Нищий попался навстречу, шел, с трудом одолевая чичер, ветер яростно трепал клочья его рваного полушубка. Глухо погромыхивая бубенцами, резвая тройка обогнала, обдала вихрем колючей белой пыли; буланый грудастый коренник, высоко задрав голову, широкой рысью ломил прямо, гордо; змеями гнули гривастые тонкие шеи темно-гнедые пристяжки. Эту разномастную тройку весь Воронеж знал: его превосходительства подгоренского барина Марина троечка… Затем два крестьянских воза протянулись потихоньку – карачунские горшечники везли на завтрашний базар бережно укутанные соломой глиняные обливные корчажки и макитры. «Эх, не вовремя, кажется, я вышел, – с огорчением подумал Иван Савич. – Напрасные, кажется, хлопоты…»
И тут в снежной хмаре смутно обозначилась передовая подвода длинного обоза.

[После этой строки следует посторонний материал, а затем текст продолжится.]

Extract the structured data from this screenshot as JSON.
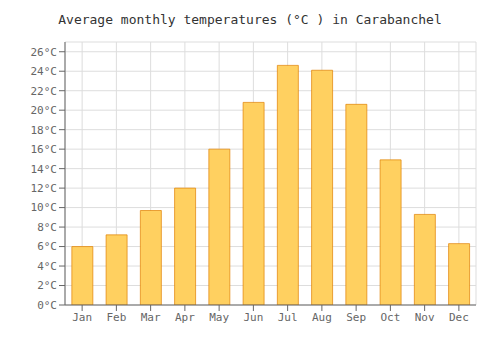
{
  "chart_data": {
    "type": "bar",
    "title": "Average monthly temperatures (°C ) in Carabanchel",
    "categories": [
      "Jan",
      "Feb",
      "Mar",
      "Apr",
      "May",
      "Jun",
      "Jul",
      "Aug",
      "Sep",
      "Oct",
      "Nov",
      "Dec"
    ],
    "values": [
      6.0,
      7.2,
      9.7,
      12.0,
      16.0,
      20.8,
      24.6,
      24.1,
      20.6,
      14.9,
      9.3,
      6.3
    ],
    "color": "#FFD060",
    "ylim": [
      0,
      27
    ],
    "yticks": [
      {
        "value": 0,
        "label": "0°C"
      },
      {
        "value": 2,
        "label": "2°C"
      },
      {
        "value": 4,
        "label": "4°C"
      },
      {
        "value": 6,
        "label": "6°C"
      },
      {
        "value": 8,
        "label": "8°C"
      },
      {
        "value": 10,
        "label": "10°C"
      },
      {
        "value": 12,
        "label": "12°C"
      },
      {
        "value": 14,
        "label": "14°C"
      },
      {
        "value": 16,
        "label": "16°C"
      },
      {
        "value": 18,
        "label": "18°C"
      },
      {
        "value": 20,
        "label": "20°C"
      },
      {
        "value": 22,
        "label": "22°C"
      },
      {
        "value": 24,
        "label": "24°C"
      },
      {
        "value": 26,
        "label": "26°C"
      }
    ],
    "grid": true
  }
}
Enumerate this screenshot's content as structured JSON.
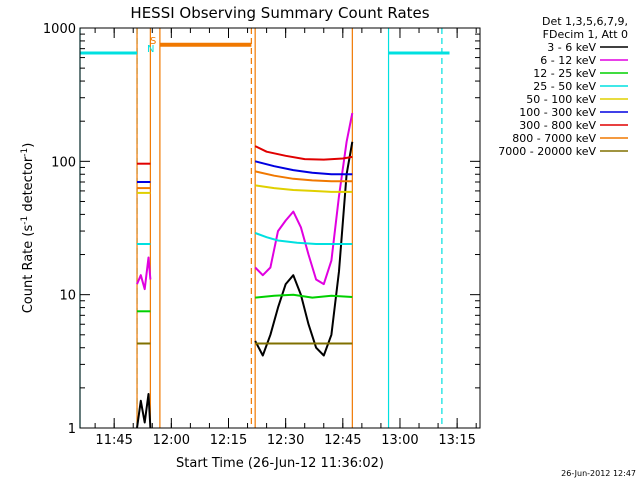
{
  "chart_data": {
    "type": "line",
    "title": "HESSI Observing Summary Count Rates",
    "xlabel": "Start Time (26-Jun-12 11:36:02)",
    "ylabel": "Count Rate (s⁻¹ detector⁻¹)",
    "ylabel_main": "Count Rate (s",
    "ylabel_sup1": "-1",
    "ylabel_mid": " detector",
    "ylabel_sup2": "-1",
    "ylabel_end": ")",
    "yscale": "log",
    "ylim": [
      1,
      1000
    ],
    "xlim": [
      "11:36:02",
      "13:21:00"
    ],
    "x_ticks": [
      "11:45",
      "12:00",
      "12:15",
      "12:30",
      "12:45",
      "13:00",
      "13:15"
    ],
    "y_ticks": [
      "1",
      "10",
      "100",
      "1000"
    ],
    "grid": false,
    "legend_header": [
      "Det 1,3,5,6,7,9,",
      "FDecim 1, Att 0"
    ],
    "legend_position": "right",
    "footer_date": "26-Jun-2012 12:47",
    "flag_labels": {
      "s": "S",
      "n": "N"
    },
    "series": [
      {
        "name": "3 - 6 keV",
        "color": "#000000",
        "segments": [
          {
            "x": [
              "11:51:00",
              "11:52:00",
              "11:53:00",
              "11:54:00",
              "11:54:30"
            ],
            "y": [
              1.0,
              1.6,
              1.1,
              1.8,
              1.0
            ]
          },
          {
            "x": [
              "12:22:00",
              "12:24:00",
              "12:26:00",
              "12:28:00",
              "12:30:00",
              "12:32:00",
              "12:34:00",
              "12:36:00",
              "12:38:00",
              "12:40:00",
              "12:42:00",
              "12:44:00",
              "12:46:00",
              "12:47:30"
            ],
            "y": [
              4.5,
              3.5,
              5.0,
              8.0,
              12.0,
              14.0,
              10.0,
              6.0,
              4.0,
              3.5,
              5.0,
              15.0,
              80.0,
              140.0
            ]
          }
        ]
      },
      {
        "name": "6 - 12 keV",
        "color": "#e000e0",
        "segments": [
          {
            "x": [
              "11:51:00",
              "11:52:00",
              "11:53:00",
              "11:54:00",
              "11:54:30"
            ],
            "y": [
              12.0,
              14.0,
              11.0,
              19.0,
              13.0
            ]
          },
          {
            "x": [
              "12:22:00",
              "12:24:00",
              "12:26:00",
              "12:28:00",
              "12:30:00",
              "12:32:00",
              "12:34:00",
              "12:36:00",
              "12:38:00",
              "12:40:00",
              "12:42:00",
              "12:44:00",
              "12:46:00",
              "12:47:30"
            ],
            "y": [
              16.0,
              14.0,
              16.0,
              30.0,
              36.0,
              42.0,
              32.0,
              20.0,
              13.0,
              12.0,
              18.0,
              55.0,
              140.0,
              230.0
            ]
          }
        ]
      },
      {
        "name": "12 - 25 keV",
        "color": "#00d000",
        "segments": [
          {
            "x": [
              "11:51:00",
              "11:52:30",
              "11:54:30"
            ],
            "y": [
              7.5,
              7.5,
              7.5
            ]
          },
          {
            "x": [
              "12:22:00",
              "12:27:00",
              "12:32:00",
              "12:37:00",
              "12:42:00",
              "12:47:30"
            ],
            "y": [
              9.5,
              9.8,
              10.0,
              9.5,
              9.8,
              9.6
            ]
          }
        ]
      },
      {
        "name": "25 - 50 keV",
        "color": "#00e0e0",
        "segments": [
          {
            "x": [
              "11:51:00",
              "11:52:30",
              "11:54:30"
            ],
            "y": [
              24.0,
              24.0,
              24.0
            ]
          },
          {
            "x": [
              "12:22:00",
              "12:25:00",
              "12:28:00",
              "12:33:00",
              "12:38:00",
              "12:43:00",
              "12:47:30"
            ],
            "y": [
              29.0,
              27.0,
              25.5,
              24.5,
              24.0,
              24.0,
              24.0
            ]
          }
        ]
      },
      {
        "name": "50 - 100 keV",
        "color": "#e0d000",
        "segments": [
          {
            "x": [
              "11:51:00",
              "11:52:30",
              "11:54:30"
            ],
            "y": [
              58.0,
              58.0,
              58.0
            ]
          },
          {
            "x": [
              "12:22:00",
              "12:27:00",
              "12:32:00",
              "12:37:00",
              "12:42:00",
              "12:47:30"
            ],
            "y": [
              66.0,
              63.0,
              61.0,
              60.0,
              59.0,
              59.0
            ]
          }
        ]
      },
      {
        "name": "100 - 300 keV",
        "color": "#0000e0",
        "segments": [
          {
            "x": [
              "11:51:00",
              "11:52:30",
              "11:54:30"
            ],
            "y": [
              70.0,
              70.0,
              70.0
            ]
          },
          {
            "x": [
              "12:22:00",
              "12:27:00",
              "12:32:00",
              "12:37:00",
              "12:42:00",
              "12:47:30"
            ],
            "y": [
              100.0,
              92.0,
              86.0,
              82.0,
              80.0,
              80.0
            ]
          }
        ]
      },
      {
        "name": "300 - 800 keV",
        "color": "#e00000",
        "segments": [
          {
            "x": [
              "11:51:00",
              "11:52:30",
              "11:54:30"
            ],
            "y": [
              96.0,
              96.0,
              96.0
            ]
          },
          {
            "x": [
              "12:22:00",
              "12:25:00",
              "12:30:00",
              "12:35:00",
              "12:40:00",
              "12:45:00",
              "12:47:30"
            ],
            "y": [
              130.0,
              118.0,
              110.0,
              104.0,
              103.0,
              105.0,
              108.0
            ]
          }
        ]
      },
      {
        "name": "800 - 7000 keV",
        "color": "#f07800",
        "segments": [
          {
            "x": [
              "11:51:00",
              "11:52:30",
              "11:54:30"
            ],
            "y": [
              63.0,
              63.0,
              63.0
            ]
          },
          {
            "x": [
              "12:22:00",
              "12:27:00",
              "12:32:00",
              "12:37:00",
              "12:42:00",
              "12:47:30"
            ],
            "y": [
              84.0,
              78.0,
              74.0,
              72.0,
              71.0,
              71.0
            ]
          },
          {
            "x": [
              "11:57:00",
              "12:21:00"
            ],
            "y": [
              750.0,
              750.0
            ]
          }
        ]
      },
      {
        "name": "7000 - 20000 keV",
        "color": "#807000",
        "segments": [
          {
            "x": [
              "11:51:00",
              "11:52:30",
              "11:54:30"
            ],
            "y": [
              4.3,
              4.3,
              4.3
            ]
          },
          {
            "x": [
              "12:22:00",
              "12:27:00",
              "12:32:00",
              "12:37:00",
              "12:42:00",
              "12:47:30"
            ],
            "y": [
              4.3,
              4.3,
              4.3,
              4.3,
              4.3,
              4.3
            ]
          }
        ]
      }
    ],
    "markers": [
      {
        "x": "11:36:02",
        "color": "#00e0e0",
        "style": "solid"
      },
      {
        "x": "11:51:00",
        "color": "#00e0e0",
        "style": "dashed"
      },
      {
        "x": "11:51:00",
        "color": "#f07800",
        "style": "solid"
      },
      {
        "x": "11:54:30",
        "color": "#f07800",
        "style": "solid"
      },
      {
        "x": "11:57:00",
        "color": "#f07800",
        "style": "solid"
      },
      {
        "x": "12:21:00",
        "color": "#f07800",
        "style": "dashed"
      },
      {
        "x": "12:22:00",
        "color": "#f07800",
        "style": "solid"
      },
      {
        "x": "12:47:30",
        "color": "#f07800",
        "style": "solid"
      },
      {
        "x": "12:57:00",
        "color": "#00e0e0",
        "style": "solid"
      },
      {
        "x": "13:11:00",
        "color": "#00e0e0",
        "style": "dashed"
      }
    ],
    "flag_bars": [
      {
        "x": [
          "11:36:02",
          "11:51:00"
        ],
        "y": 650,
        "color": "#00e0e0"
      },
      {
        "x": [
          "12:57:00",
          "13:13:00"
        ],
        "y": 650,
        "color": "#00e0e0"
      }
    ]
  }
}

Коренастый мужик с большой белой бородою шагал неторопливо рядом с конягой, держась за оглоблю.
– Путь добрый! – поздоровался Никитин. – Далеко ль идете?
– А в казаки, – охотно отозвался старик. – В казаки плетемся, душа-человек… На Ростов-город, слышь, тянем.
Ему, видно, прискучило молчать, и он обрадовался нежданному собеседнику.
– От самой, слышь, от Москвы от матушки плетемся, да-а… Красный товар, слышь, везем в казаки. В Рядной деревне ночевали, прикидывали нонче до Собакиной добраться, ан не поспеем, видно, вишь – закурило…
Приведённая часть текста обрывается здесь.